NIXON — Vandals have brought “terrible blight and destruction” to some of the world’s greatest historical treasures at Pyramid Lake, says Dr. Eugene Hattori, curator of anthropology at the Nevada State Museum in Carson City.

“These criminals and thieves have caused unbelievable damage to our tribe and heritage,” said Elwood Lowery, chairman of the 3,800-member Pyramid Lake Paiute Indian Tribe, who makes his headquarters here on reservation land adjacent to the lake, about a 90-minute drive northeast of Carson City via highways 395, 80 and 447.

“They’ve violated our sanctity ... they are vandals and looters,” echoed Ben Aleck, director of the Pyramid Lake Museum at the southern end of the 27-mile-long, 9-mile-wide lake.

And famed explorer and Army officer John C. Fremont, who, on Jan. 10, 1844, became the first white man to visit and then name the lake, also would decry the despoiling of this great American treasure were he alive in 2013.

The lake’s stone monuments, statues and petroglyphs are under siege by hooligans, graffiti artists, paintballers and the “vandals, thieves and criminals” described by Hattori, Lowery and Aleck.

“This has been going on for a very long time... people are breaking of parts of the petroglyphs and statues with battery-powered chisels and chain saws,” said a tribal policeman patrolling the lake.

“And gangsters have sprayed gang symbols and black paint on the statue of the Great Stone Mother,” said a tribal fireman, referring to the massive, nature-carved image of a woman who, according to Paiute legend, wept so long and profusely for her missing children that she filled the lake with her tears before turning into stone.

The Pyramid Lake Tribe, whose land became an official U.S. Indian reservation in 1869, was forced two years ago to close the road that hugs its eastern shore and is the only access to the Stone Mother, the famous stone Pyramid that rises out of the lake, Anaho Island and the petroglyph site, said tribal chief Lowery.

“The road will remain closed until we figure out a plan to permanently protect the sacred sites.

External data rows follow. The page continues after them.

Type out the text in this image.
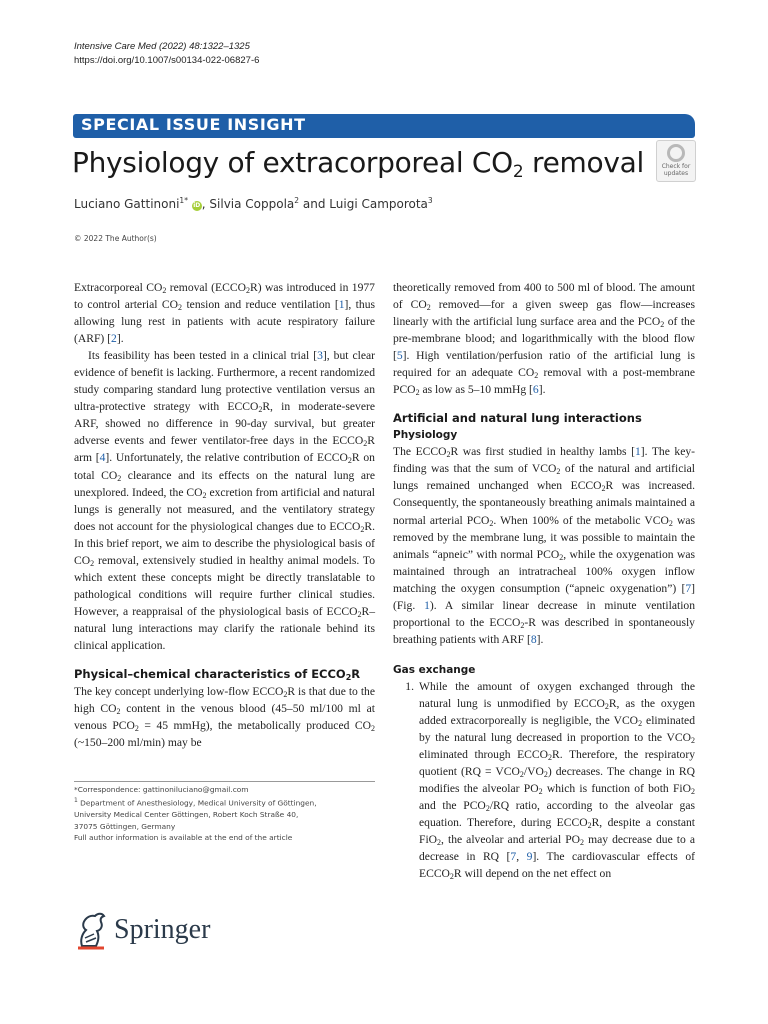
Intensive Care Med (2022) 48:1322–1325
https://doi.org/10.1007/s00134-022-06827-6
SPECIAL ISSUE INSIGHT
Physiology of extracorporeal $CO_2$ removal	Check for
updates
Luciano Gattinoni$^{1*}$ iD, Silvia Coppola$^2$ and Luigi Camporota$^3$
© 2022 The Author(s)

Extracorporeal $CO_2$ removal $(ECCO_2R)$ was introduced in 1977 to control arterial $CO_2$ tension and reduce ventilation [1], thus allowing lung rest in patients with acute respiratory failure (ARF) [2].

Its feasibility has been tested in a clinical trial [3], but clear evidence of benefit is lacking. Furthermore, a recent randomized study comparing standard lung protective ventilation versus an ultra-protective strategy with $ECCO_2R$, in moderate-severe ARF, showed no difference in 90-day survival, but greater adverse events and fewer ventilator-free days in the $ECCO_2R$ arm [4]. Unfortunately, the relative contribution of $ECCO_2R$ on total $CO_2$ clearance and its effects on the natural lung are unexplored. Indeed, the $CO_2$ excretion from artificial and natural lungs is generally not measured, and the ventilatory strategy does not account for the physiological changes due to $ECCO_2R$. In this brief report, we aim to describe the physiological basis of $CO_2$ removal, extensively studied in healthy animal models. To which extent these concepts might be directly translatable to pathological conditions will require further clinical studies. However, a reappraisal of the physiological basis of $ECCO_2R$–natural lung interactions may clarify the rationale behind its clinical application.

Physical–chemical characteristics of $ECCO_2R$

The key concept underlying low-flow $ECCO_2R$ is that due to the high $CO_2$ content in the venous blood (45–50 ml/100 ml at venous $PCO_2 = 45$ mmHg), the metabolically produced $CO_2$ (~150–200 ml/min) may be

theoretically removed from 400 to 500 ml of blood. The amount of $CO_2$ removed—for a given sweep gas flow—increases linearly with the artificial lung surface area and the $PCO_2$ of the pre-membrane blood; and logarithmically with the blood flow [5]. High ventilation/perfusion ratio of the artificial lung is required for an adequate $CO_2$ removal with a post-membrane $PCO_2$ as low as 5–10 mmHg [6].

Artificial and natural lung interactions
Physiology

The $ECCO_2R$ was first studied in healthy lambs [1]. The key-finding was that the sum of $VCO_2$ of the natural and artificial lungs remained unchanged when $ECCO_2R$ was increased. Consequently, the spontaneously breathing animals maintained a normal arterial $PCO_2$. When 100% of the metabolic $VCO_2$ was removed by the membrane lung, it was possible to maintain the animals “apneic” with normal $PCO_2$, while the oxygenation was maintained through an intratracheal 100% oxygen inflow matching the oxygen consumption (“apneic oxygenation”) [7] (Fig. 1). A similar linear decrease in minute ventilation proportional to the $ECCO_2-R$ was described in spontaneously breathing patients with ARF [8].

Gas exchange
1. While the amount of oxygen exchanged through the natural lung is unmodified by $ECCO_2R$, as the oxygen added extracorporeally is negligible, the $VCO_2$ eliminated by the natural lung decreased in proportion to the $VCO_2$ eliminated through $ECCO_2R$. Therefore, the respiratory quotient $(RQ = VCO_2/VO_2)$ decreases. The change in RQ modifies the alveolar $PO_2$ which is function of both FiO$_2$ and the $PCO_2/RQ$ ratio, according to the alveolar gas equation. Therefore, during $ECCO_2R$, despite a constant FiO$_2$, the alveolar and arterial $PO_2$ may decrease due to a decrease in RQ [7, 9]. The cardiovascular effects of $ECCO_2R$ will depend on the net effect on

*Correspondence: gattinoniluciano@gmail.com
$^1$ Department of Anesthesiology, Medical University of Göttingen,
University Medical Center Göttingen, Robert Koch Straße 40,
37075 Göttingen, Germany
Full author information is available at the end of the article
Springer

We hope to do this soon ... possibly within the next six months ... when our Tribal Council comes up with a policy such as only allowing escorted tours of photographers, historians, scientists and others whom we know would cause no damage,” he said.

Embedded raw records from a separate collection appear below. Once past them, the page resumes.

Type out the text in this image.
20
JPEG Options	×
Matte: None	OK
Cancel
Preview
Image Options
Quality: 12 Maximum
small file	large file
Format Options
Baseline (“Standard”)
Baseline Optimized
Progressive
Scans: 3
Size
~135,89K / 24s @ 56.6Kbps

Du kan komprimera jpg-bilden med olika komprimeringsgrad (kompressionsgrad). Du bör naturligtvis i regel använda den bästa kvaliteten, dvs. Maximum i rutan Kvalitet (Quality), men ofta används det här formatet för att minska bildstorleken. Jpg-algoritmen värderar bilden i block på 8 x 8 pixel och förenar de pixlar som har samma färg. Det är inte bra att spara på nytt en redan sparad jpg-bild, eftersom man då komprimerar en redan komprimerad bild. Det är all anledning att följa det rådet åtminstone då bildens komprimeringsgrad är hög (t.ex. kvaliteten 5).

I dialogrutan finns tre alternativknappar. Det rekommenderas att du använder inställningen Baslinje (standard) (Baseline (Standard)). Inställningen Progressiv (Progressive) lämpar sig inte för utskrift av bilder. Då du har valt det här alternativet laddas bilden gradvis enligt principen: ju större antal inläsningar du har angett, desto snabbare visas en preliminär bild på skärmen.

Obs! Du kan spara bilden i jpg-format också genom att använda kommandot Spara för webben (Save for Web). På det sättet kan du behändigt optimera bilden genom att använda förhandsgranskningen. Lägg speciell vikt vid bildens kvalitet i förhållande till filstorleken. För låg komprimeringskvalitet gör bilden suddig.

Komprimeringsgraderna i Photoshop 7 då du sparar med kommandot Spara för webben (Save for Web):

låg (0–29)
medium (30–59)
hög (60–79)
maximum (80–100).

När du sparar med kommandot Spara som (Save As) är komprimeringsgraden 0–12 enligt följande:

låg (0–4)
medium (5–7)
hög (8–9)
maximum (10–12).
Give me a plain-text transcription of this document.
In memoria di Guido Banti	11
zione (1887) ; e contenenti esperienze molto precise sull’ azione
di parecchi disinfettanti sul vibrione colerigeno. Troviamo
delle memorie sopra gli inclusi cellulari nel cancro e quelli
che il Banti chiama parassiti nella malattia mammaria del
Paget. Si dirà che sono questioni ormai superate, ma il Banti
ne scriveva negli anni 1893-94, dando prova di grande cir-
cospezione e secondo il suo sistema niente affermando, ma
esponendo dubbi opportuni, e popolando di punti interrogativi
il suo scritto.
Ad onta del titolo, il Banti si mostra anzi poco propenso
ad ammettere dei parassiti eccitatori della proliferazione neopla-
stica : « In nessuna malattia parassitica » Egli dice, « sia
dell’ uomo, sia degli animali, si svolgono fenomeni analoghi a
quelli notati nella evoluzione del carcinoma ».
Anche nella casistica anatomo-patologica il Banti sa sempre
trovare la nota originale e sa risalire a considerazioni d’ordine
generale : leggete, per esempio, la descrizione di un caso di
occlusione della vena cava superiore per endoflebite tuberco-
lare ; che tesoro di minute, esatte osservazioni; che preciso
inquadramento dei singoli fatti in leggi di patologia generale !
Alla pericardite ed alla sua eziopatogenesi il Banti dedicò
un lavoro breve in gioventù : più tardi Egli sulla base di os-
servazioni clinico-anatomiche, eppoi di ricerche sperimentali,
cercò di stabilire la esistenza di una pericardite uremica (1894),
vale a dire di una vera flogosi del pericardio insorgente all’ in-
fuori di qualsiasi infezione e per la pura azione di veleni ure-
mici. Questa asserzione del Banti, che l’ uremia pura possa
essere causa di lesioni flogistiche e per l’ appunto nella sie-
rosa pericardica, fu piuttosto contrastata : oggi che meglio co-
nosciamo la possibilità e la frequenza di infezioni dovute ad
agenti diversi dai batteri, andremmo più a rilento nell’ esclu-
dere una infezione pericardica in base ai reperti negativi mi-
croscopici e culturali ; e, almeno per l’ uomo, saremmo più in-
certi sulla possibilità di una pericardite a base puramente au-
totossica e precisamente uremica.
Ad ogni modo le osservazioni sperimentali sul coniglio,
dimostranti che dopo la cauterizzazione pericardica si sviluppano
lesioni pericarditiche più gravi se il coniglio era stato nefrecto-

“Our tribal police, game wardens, boat patrols and Indian cattlemen are now protecting the lake night and day to keep out unauthorized individuals, and at present we are permitting only tribal members participating in prayers and religious ceremonies to visit the sites,” he added.

Because of the road closure, the petroglyphs cannot be seen, and the Stone Mother, the Pyramid and the other sites on the east may be viewed solely from the distant western side.

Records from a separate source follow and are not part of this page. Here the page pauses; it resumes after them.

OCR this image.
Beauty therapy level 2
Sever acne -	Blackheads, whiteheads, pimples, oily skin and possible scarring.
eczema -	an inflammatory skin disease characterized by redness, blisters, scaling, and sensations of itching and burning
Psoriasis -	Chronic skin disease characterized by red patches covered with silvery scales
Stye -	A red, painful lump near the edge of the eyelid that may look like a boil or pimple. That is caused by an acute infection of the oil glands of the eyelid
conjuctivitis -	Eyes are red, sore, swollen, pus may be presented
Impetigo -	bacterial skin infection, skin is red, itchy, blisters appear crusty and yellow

Hattori emphasized the importance of the petroglyphs, which are complex hand drawings dating back between 10,000 and 18,500 years that were incised or carved with crude tools into outcroppings of limestone boulders.

“We call the people who made these carvings ‘paleo-Indians,’ and we believe they migrated to Nevada and Western America from Southeast China in kayaks via the Bering Sea Land Bridge,” said Hattori.

Hattori, who wrote a paper about the petroglyphs with two other scientists that was published recently in the Journal of Archeological Science, said the carvings “must be protected at all costs.”

“Some of the vandals have removed parts of the petroglyphs with diamond saws and have decorated their fireplaces and backyards with the carvings. This must be stopped at once. The petroglyphs are a national and international treasure,” he said.